Walter Palmer is finding that help can be hard to come by. The Midwestern dentist has been under intense scrutiny since he admitted to killing Cecil, an African lion beloved by tourists and researchers alike, while on a trophy hunt in Zimbabwe earlier this month. The Minneapolis-based PR firm J. Austin & Associates—which helped distribute his official statement—terminated its short-lived relationship with Palmer on Wednesday, according to The New York Times.
Jon Austin, a senior partner with J. Austin & Associates, confirmed the break from Palmer with a post to his Twitter account:
Yesterday another PR firm asked to help distribute Dr. Palmer’s statement. Having completed that task, we've ended our work on this issue.

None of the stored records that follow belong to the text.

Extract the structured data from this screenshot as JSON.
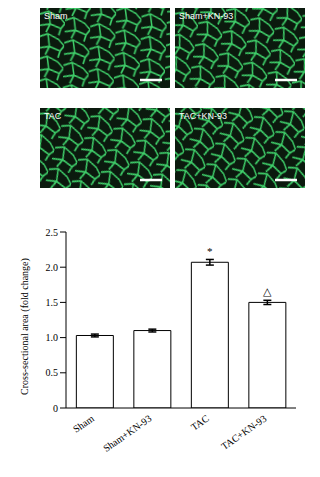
{
  "image_panels": {
    "labels": [
      "Sham",
      "Sham+KN-93",
      "TAC",
      "TAC+KN-93"
    ]
  },
  "chart_data": {
    "type": "bar",
    "categories": [
      "Sham",
      "Sham+KN-93",
      "TAC",
      "TAC+KN-93"
    ],
    "values": [
      1.03,
      1.1,
      2.07,
      1.5
    ],
    "errors": [
      0.02,
      0.02,
      0.04,
      0.03
    ],
    "color": "#ffffff",
    "y_label": "Cross-sectional area (fold change)",
    "ylim": [
      0,
      2.5
    ],
    "yticks": [
      0,
      0.5,
      {
        "value": 1,
        "label": "1.0"
      },
      1.5,
      {
        "value": 2,
        "label": "2.0"
      },
      2.5
    ],
    "annotations": [
      {
        "category": "TAC",
        "text": "*"
      },
      {
        "category": "TAC+KN-93",
        "text": "△"
      }
    ],
    "grid": false
  }
}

— Jon Austin (@jmaustin) July 29, 2015
It seems that everyone and everything associated with Palmer has gone up in flames since the revelation of Cecil’s killing earlier this week. Palmer’s dental practice in Minnesota has been closed since Tuesday and was the scene of protests against trophy hunting and memorials in Cecil’s honor. J. Austin & Associates has also had a Yelp page created—though not claimed by the firm—and has been subsequently lambasted since Tuesday.
The world of crisis management has never been smooth sailing, especially since the advent and proliferation of digital communications. That’s why smart PR pros will know that they have to pick their battles. Taking on an infamous client surrounded by such deafeningly negative sentiment needs to be a carefully calculated decision. After all, the payoffs from successfully managing such a crisis would be significant for any firm, but the risks can be great too.
Taking on a controversial client will always be a gamble, but with some thorough planning and an understanding of what you can offer, you may escape being dragged down with a sinking ship. With this in mind, here are a few points courtesy of Richard Levick, chairman-CEO of Levick, and Erica Normand, marketing supervisor with Deveney Communication, to start you off on evaluating a potentially controversial client.
Know the severity of the crisis—Not acknowledging the full spectrum of the conversation surrounding a potential client is a good way to bite off more than you can chew. At that point, hopefully you know someone certified in CPR.
Gauge the potential customer response—Will you lose current or future business by tackling a controversial issue or client? If it can happen to Edelman, it can happen to you.
Know the power of the media and public sentiment—PR pros know better than most how the court of public opinion doesn’t dispense justice blindly.
Keep in mind the timing—Timing is everything in communications. Are you taking on the client just as public anger reaches a crescendo? Or has the cleanup process already begun?
Evaluate how much goodwill the client had in the past—Whether or not the client has risen from obscurity into the spotlight or has an established public image can make all the difference.